Had I acquired a baby? No, for most of April, I was in California helping my father, who went to bed on April 2 and has not gotten up on his own feet since then. After nine days of the most intimate caregiving at home, the pain in his legs and back got so bad I called 911. Since then, my father has moved back and forth between Kaiser Hospital and a skilled nursing facility, with me, and sometimes my brother, at his side, signing papers, interacting with doctors and nurses, and keeping track of his belongings. As if we were his parents.
It has been a rollercoaster ride, with brief ups and steep downs. Shooting pains sent Dad to bed. Then he had an inflamed gallbladder. Then the doctors were watching his kidneys and liver and monitoring a cough that might turn into pneumonia. Suddenly doctors and social workers were pushing me to decide what to do if the worst happened. Resuscitate? Tube feeding? “Ask him,” I insisted, even though Dad’s mind drifted in and out.
He recovered enough to go back to the skilled nursing facility. I came home to Oregon, hoping things would calm down for a while. I wasn’t even all the way home before a nursing home employee called to say they were testing him for a virulent gastrointestinal infection. The next caller said the test was positive. At this moment, he is still in the hospital but might be discharged to the nursing home today.
My father is tough. Yesterday he turned 97 in the hospital. In the last decade, he has survived heart surgery, a broken hip, a shattered leg, and too many falls to count. Up until April 2, he was living alone in the home where we grew up, with a caregiver coming just a few hours a week. He moved around with a walker. Everything, from getting dressed to carrying a cup of coffee from the coffeepot to the table, was difficult, but he kept going. Now we don’t know what’s going to happen, or maybe we do know, but not when. I’m not going back yet, but I’m keeping my suitcase handy.
Many times I have wondered how God could thrust me into caregiving again after all I experienced with my late husband, but I also think maybe it was always his plan that instead of caring for babies I would care for the sick and dying in my family. It’s a hard job, perhaps the hardest. If I had been a mother, would I have been better prepared? At the least I would know how to feed someone without getting it all over his face, how to open the stupid plastic container of wet wipes, and how to clean his most personal parts. I could pick up a baby and carry him to the ER instead of calling 911. And yet I find I’m getting pretty good at this caregiving business. If I don’t know how to do it, I figure it out. Isn’t that what mothers do? Or so I hear.

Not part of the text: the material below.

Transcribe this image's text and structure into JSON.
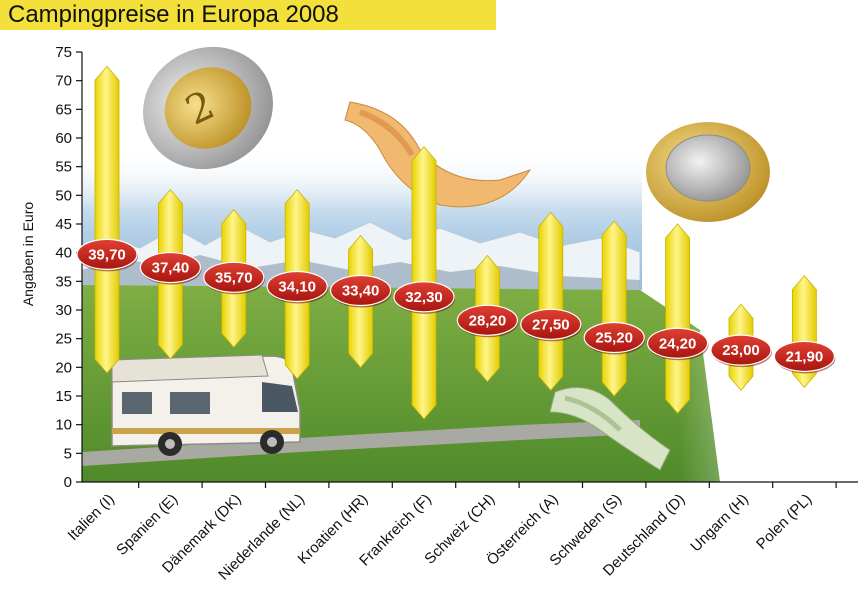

It’s not the same, of course. With luck, a baby grows up and learns to care for himself. A baby does not have the language to complain and criticize. Nor is there so much history. This is the man from whose sperm I was created. Hour after hour, I sat with him in that same bedroom, studying the flowered wallpaper, the crucifix over his head, and my mother’s dresser with the same perfumes, pictures, and music box that were there when she died almost 17 years ago. I wanted to be the “good girl,” taking care of everything. But time and again, I failed. He was wet, hungry, in pain. The coffee was cold. Gritting my teeth, I did my best to take care of it, but there’s all this baggage. When he yelled, I was still the same scared kid I was long ago.
When Dad was in the mood, he talked about the ranch, WWII, his career as an electrician, and people who had died. He said he was not afraid of dying, that he looked forward to meeting my mother and the rest of the family in heaven. I treasured these talks, knowing how precious they were, knowing this might not happen again. We cried hard when I said goodbye last week.
So that’s where I have been. You can read more at my Unleashed in Oregon blog. I have never missed so many weeks of blog posts. I hope to get back on schedule now, but I make no promises. I may disappear again. Caregiving is 24/7, and Dad has no Internet connection, even though he lives in the heart of Silicon Valley.
Have you been in situations like this where you used your parenting energy in other ways? Please share in the comments.
God bless you all. Mother’s Day is coming. Prepare to duck and cover.